I don’t know how to impose discontinuous internal boundary conditions (BCs) in NDSolve, so I’ve set up an example problem to illustrate my issue. Consider the simple first-order ODE for $f(z)$ on the interval $-1 ≤ z ≤ 1$:


k f[z] + f'[z] == 0

where $k$ is an eigenvalue to be determined. At the interval edges I fix $f(-1)$ and $f(1)$ to the two constants $f_L$ and $f_R$, respectively. But I also want to be able to specify a jump discontinuity internally at $z = 0$ by setting the ratio $f(0+)/f(0-)$ to a third fixed value $r_0$. Since the above ODE is satisfied by a single exponential, it’s easy to match all the BCs and solve analytically for $k$ and $f(z)$, resulting in:


kEV[fL_, fR_, r0_] := Log[r0 fL/fR]/2;

fSol[fL_, fR_, r0_, z_] :=
Module[{k}, k = kEV[fL, fR, r0];
UnitStep[-z] fL Exp[-k (1 + z)] + UnitStep[z] fR Exp[k (1 - z)] ]


Let’s look at two examples of this solution with $f_L = e^2$ and $f_R = 1$. First, setting $r_0 = 1$ eliminates the internal discontinuity and gives a nice smooth curve with $k = 1$:


Plot[fSol[Exp[2.], 1., 1., z], {z, -1, 1}, 
PlotRange -> {{-1, 1}, {0, Automatic}}, Exclusions -> None,
Epilog ->
Inset[Style["k = " <> ToString[kEV[Exp[2.], 1., 1.]],
14], {-.5, .5}]]

Graph 1


Second, putting $r_0 = 0.5$ gives a discontinuous solution with $k = 0.653426$:



Plot[fSol[Exp[2.], 1., .5, z], {z, -1, 1}, 
PlotRange -> {{-1, 1}, {0, Automatic}}, Exclusions -> None,
Epilog ->
Inset[Style["k = " <> ToString[kEV[Exp[2.], 1., .5]],
14], {-.5, .5}]]

Graph 2


Now the crux of my question: how to get both of these results using NDSolve?
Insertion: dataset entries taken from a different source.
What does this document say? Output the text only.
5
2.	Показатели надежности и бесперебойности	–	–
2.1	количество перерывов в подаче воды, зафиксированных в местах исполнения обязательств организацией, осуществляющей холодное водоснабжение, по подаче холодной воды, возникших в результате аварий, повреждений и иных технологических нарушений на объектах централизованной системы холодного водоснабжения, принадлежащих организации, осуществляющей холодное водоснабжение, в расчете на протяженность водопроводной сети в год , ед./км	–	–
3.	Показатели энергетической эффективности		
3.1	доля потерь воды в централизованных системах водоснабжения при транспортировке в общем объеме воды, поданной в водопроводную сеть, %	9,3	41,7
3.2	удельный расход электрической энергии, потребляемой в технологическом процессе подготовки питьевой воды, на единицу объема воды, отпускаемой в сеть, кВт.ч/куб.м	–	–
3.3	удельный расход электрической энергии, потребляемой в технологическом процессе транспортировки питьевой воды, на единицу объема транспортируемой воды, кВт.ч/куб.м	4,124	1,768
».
It’s straightforward to duplicate the continuous plot above by simply ignoring the internal boundary and solving numerically with just the two edge BCs:


sol = NDSolve[{k[z] f[z] + f'[z] == 0, k'[z] == 0, 
f[-1] == Exp[2], f[1] == 1}, {f, k}, {z, -1, 1}];


Plot[Evaluate[f[z] /. sol], {z, -1, 1},
PlotRange -> {{-1, 1}, {0, Automatic}}, Exclusions -> None,
Epilog ->
Inset[Style["k = " <> ToString[k[1.] /. sol[[1]]], 14], {-.5, .5}]]

Graph 3


But at this point I’m stuck and can’t see how to repeat the discontinuous case with NDSolve. According to the documentation, the “Chasing” method can solve multipoint boundary value problems, allowing the imposition of internal BCs, but the only example shown seems to assume continuity on the internal boundaries. What I need, but lack, is a mechanism in NDSolve for specifying the solution (and its derivatives for higher-order problems) just to the left and, separately, just to the right of an internal boundary. Can anyone suggest a way to make NDSolve work for my discontinuous case? Thanks!



Answer



Working solution



One can manually implement the shooting method with ParametricNDSolveValue and FindRoot:


psol = ParametricNDSolveValue[{k f[z] + f'[z] == 0, f[-1] == Exp[2], 
WhenEvent[z == 0, f[z] -> r0 f[z]]}, f, {z, -1, 1}, {k, r0}];
k0 = k /. FindRoot[psol[k, 0.5][1] == 1, {k, 1}]
(* 0.653426 *)

Plot[psol[k0, 0.5][z], {z, -1, 1}]

Mathematica graphics


Original -- revealing some bugginess in NDSolve



Something like this? [Edit: As @xzczx pointed out, NDSolve does this wrong. I feel it should work, but does not. I know what it looks like it's doing (see comments), but if I figure what it actually is doing, I will update.]


Block[{r0 = 0.5},
{sol} =
NDSolve[{k[z] f[z] + f'[z] == 0, k'[z] == 0, f[-1] == Exp[2], f[1] == 1,
WhenEvent[z == 0, f[z] -> r0 f[z]]},
{f, k}, {z, -1, 1}]
];

Plot[f[z] /. sol // Evaluate, {z, -1, 1}]


Mathematica graphics


For some reason, NDSolve settles on a value for k[z] very close to 1, which is the solution for the OP's first BVP without the discontinuity.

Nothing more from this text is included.